A telescopic aluminium pole has two blocks of pressed pastel fixed at its extremities: a blue and a red one. This pole can be adjusted to the height of the exhibition space in order to create a diagonal where the blue end presses against the ceiling while the red end rests on the floor.
By holding the pole in the middle and turning it around its median axis, the two colour blocks simultaneously mark the opposite surfaces of the space, leaving ring-shaped traces on the bottom and top of the room. Once the markings have been made, the pole is put down on the floor, along a wall of the exhibition space.
This object functions as a tool designed to mark the space by ascribing two specific colours to opposing areas. As a result, it automatically positions the maker of these markings at the centre of a divided micro cosmos where the ceiling is marked blue and the floor is marked red. This function of demarcation implements a division of the space that creates antagonisic categories: blue versus red; up versus down.
Providing such categories with content necessitates the application of language, at first based on elemental contradictions such as: yes versus no; right versus wrong; good versus bad; high versus low; top versus bottom or, more symbolically, sky versus earth.
Yet these elemental antinomies suggest other, more specific ones: Space versus Time; Content versus Form; Result versus Process; Exhibition versus Studio; Work versus Idleness; Knowledge versus Ignorance; Complexity versus Simplicity; Seriousness versus Humour; Theory versus Practice; Rationality versus Intuition and so on.
As such, the use of this tool produces visual antinomies that generate language.
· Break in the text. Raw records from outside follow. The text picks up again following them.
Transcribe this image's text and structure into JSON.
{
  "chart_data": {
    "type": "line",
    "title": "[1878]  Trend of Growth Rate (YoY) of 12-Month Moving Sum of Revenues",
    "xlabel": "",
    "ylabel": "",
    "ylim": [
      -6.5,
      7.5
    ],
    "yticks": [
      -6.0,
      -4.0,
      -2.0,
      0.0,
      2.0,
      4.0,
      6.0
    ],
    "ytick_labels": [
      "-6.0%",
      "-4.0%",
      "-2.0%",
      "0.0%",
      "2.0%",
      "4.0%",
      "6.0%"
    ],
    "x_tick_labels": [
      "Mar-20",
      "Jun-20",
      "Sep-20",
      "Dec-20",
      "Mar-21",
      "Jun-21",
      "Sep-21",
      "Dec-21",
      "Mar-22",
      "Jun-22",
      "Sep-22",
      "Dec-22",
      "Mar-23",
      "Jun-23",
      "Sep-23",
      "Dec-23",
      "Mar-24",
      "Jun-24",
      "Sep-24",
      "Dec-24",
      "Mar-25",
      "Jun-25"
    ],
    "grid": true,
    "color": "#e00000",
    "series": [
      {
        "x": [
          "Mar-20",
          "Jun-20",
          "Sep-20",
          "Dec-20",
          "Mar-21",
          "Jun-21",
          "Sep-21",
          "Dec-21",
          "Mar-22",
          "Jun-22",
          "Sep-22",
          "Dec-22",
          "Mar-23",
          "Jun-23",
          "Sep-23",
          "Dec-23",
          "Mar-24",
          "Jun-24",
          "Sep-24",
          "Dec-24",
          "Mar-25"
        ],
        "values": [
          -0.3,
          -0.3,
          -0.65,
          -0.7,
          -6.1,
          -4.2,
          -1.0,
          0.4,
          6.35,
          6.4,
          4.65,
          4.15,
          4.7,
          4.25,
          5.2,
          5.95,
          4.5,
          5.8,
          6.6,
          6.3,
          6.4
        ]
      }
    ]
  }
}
While these antinomies are often used as such to describe or qualify a work of art in the artistic discourse, they were part of a whole during the ongoing process that preceded the artwork.
This tool aims to be this paradox: when one makes something, the opposites convene; as soon as an artwork exists, linguistic contradictions appear.
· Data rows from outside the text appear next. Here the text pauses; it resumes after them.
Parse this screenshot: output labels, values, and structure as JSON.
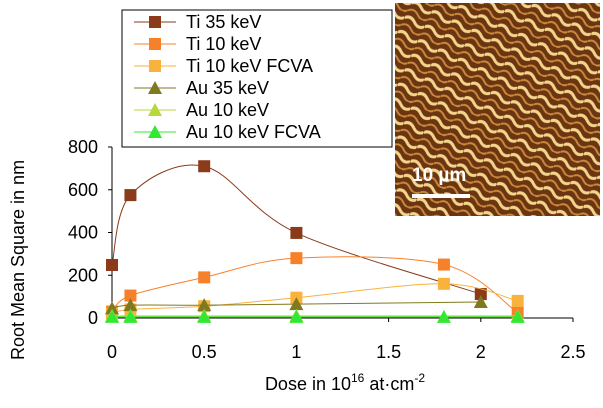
{
  "chart_data": {
    "type": "line",
    "y_label": "Root Mean Square in nm",
    "x_label_parts": [
      "Dose in 10",
      "16",
      " at·cm",
      "-2"
    ],
    "inset_label": "10 µm",
    "xlim": [
      0,
      2.5
    ],
    "xticks": [
      0,
      0.5,
      1,
      1.5,
      2,
      2.5
    ],
    "ylim": [
      0,
      800
    ],
    "yticks": [
      0,
      200,
      400,
      600,
      800
    ],
    "series": [
      {
        "name": "Ti 35 keV",
        "color": "#8b3a1a",
        "marker": "square",
        "x": [
          0,
          0.1,
          0.5,
          1,
          2
        ],
        "values": [
          248,
          575,
          710,
          398,
          112
        ]
      },
      {
        "name": "Ti 10 keV",
        "color": "#f7802b",
        "marker": "square",
        "x": [
          0,
          0.1,
          0.5,
          1,
          1.8,
          2.2
        ],
        "values": [
          30,
          105,
          190,
          280,
          250,
          25
        ]
      },
      {
        "name": "Ti 10 keV FCVA",
        "color": "#f9b23c",
        "marker": "square",
        "x": [
          0,
          0.1,
          0.5,
          1,
          1.8,
          2.2
        ],
        "values": [
          20,
          40,
          55,
          95,
          160,
          80
        ]
      },
      {
        "name": "Au 35 keV",
        "color": "#7f7a1f",
        "marker": "triangle",
        "x": [
          0,
          0.1,
          0.5,
          1,
          2
        ],
        "values": [
          45,
          60,
          60,
          65,
          75
        ]
      },
      {
        "name": "Au 10 keV",
        "color": "#b6d83a",
        "marker": "triangle",
        "x": [
          0,
          0.1,
          0.5,
          1,
          2.2
        ],
        "values": [
          10,
          10,
          10,
          10,
          10
        ]
      },
      {
        "name": "Au 10 keV FCVA",
        "color": "#33e833",
        "marker": "triangle",
        "x": [
          0,
          0.1,
          0.5,
          1,
          1.8,
          2.2
        ],
        "values": [
          5,
          5,
          5,
          5,
          5,
          5
        ]
      }
    ]
  }
}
The exhibition space is used as a blank page on which to doodle, with the awareness of thus producing an inescapable dialectic loop of which the markings are a result, but for which they simultaneously provide a model.
Annaïk Lou Pitteloud, born in Lausanne, CH, in 1980, lives and works between Belgium and Switzerland.
Her work makes use of different media to direct the viewer's attention to the invisible components of image-construction, the museum space, and the creative process itself. Pitteloud's pared-down vocabulary raises critical questions to do with social issues, while challenging the art world's mechanisms and its codes of perception, transmission and presentation.
From 2002 to 2005, Pitteloud studied at Bern University of the Arts (BUA), CH.
From 2010 to 2011, followed a residency at the Rijksakademie van beeldende kunsten, Amsterdam, NL.
Her work has been presented amongst others in Musée cantonal des Beaux-Arts Lausanne (2016), Kunstmuseum St. Gallen (2015), Museo cantonale d’Arte Lugano (2014), Kunsthalle Bern (2013), WiFe de With RoFerdam (2012), Moscow Biennale (2012), Shanghai Biennale (2012), and has been rewarded by different prizes (Swiss Art Awards 2006 and 2007, Prix culturel Vaudois 2008, Prix culturel Manor Vaud 2016).